Émeric de Lastens est critique, historien du cinéma, programmateur, membres des revues Exploding, Cinergon et Vertigo, lecteur au GREC (Groupe de recherches et d’essais cinématographiques), chargé de cours à paris 3, collaborateur du festival hors pistes au Centre Pompidou, conseiller cinéma aux DRAC Bourgogne et Franche-Comté et compagnon de route des cinéastes différents.

Damien Marguet est l’administrateur d’À bras le corps, association dédiée à la promotion de la création contemporaine sur le Web, d’événements artistiques et d’éditions papier. Elle réunit cinéastes, philosophes et performeurs autour d’une idée simple : exposer, réfléchir et défendre des recherches, des pratiques singulières dans les domaines des arts plastiques, des arts vivants et de l’image en mouvement.

Éric Thouvenel est maître de conférences en études cinématographiques à l’Université Rennes 2, où il enseigne principalement l’esthétique et les théories du cinéma.
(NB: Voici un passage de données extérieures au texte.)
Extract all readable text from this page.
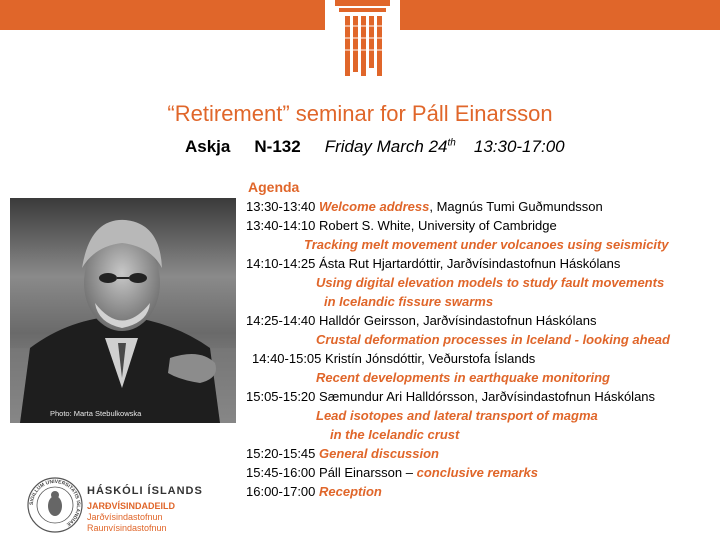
“Retirement” seminar for Páll Einarsson
Askja N-132 Friday March 24th 13:30-17:00
Photo: Marta Stebulkowska
Agenda
13:30-13:40 Welcome address, Magnús Tumi Guðmundsson
13:40-14:10 Robert S. White, University of Cambridge
Tracking melt movement under volcanoes using seismicity
14:10-14:25 Ásta Rut Hjartardóttir, Jarðvísindastofnun Háskólans
Using digital elevation models to study fault movements
in Icelandic fissure swarms
14:25-14:40 Halldór Geirsson, Jarðvísindastofnun Háskólans
Crustal deformation processes in Iceland - looking ahead
14:40-15:05 Kristín Jónsdóttir, Veðurstofa Íslands
Recent developments in earthquake monitoring
15:05-15:20 Sæmundur Ari Halldórsson, Jarðvísindastofnun Háskólans
Lead isotopes and lateral transport of magma
in the Icelandic crust
15:20-15:45 General discussion
15:45-16:00 Páll Einarsson – conclusive remarks
16:00-17:00 Reception
SIGILLUM UNIVERSITATIS ISLANDIAE
HÁSKÓLI ÍSLANDS
JARÐVÍSINDADEILD
Jarðvísindastofnun
Raunvísindastofnun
Auteur d’un essai sur Les images de l’eau dans le cinéma français des années 20 (Presses Universitaires de Rennes, 2010), il a codirigé l’ouvrage Agnès Varda : le cinéma et au-delà (PUR, 2009) et publié une trentaine de textes dans diverses revues et ouvrages collectifs. Ses recherches portent actuellement sur Gaston Bachelard, Jean Epstein, et sur les mutations du cinéma expérimental à l'époque du numérique. Il mène également une activité de programmateur au sein de l'université, dans des lieux associatifs et des institutions muséales.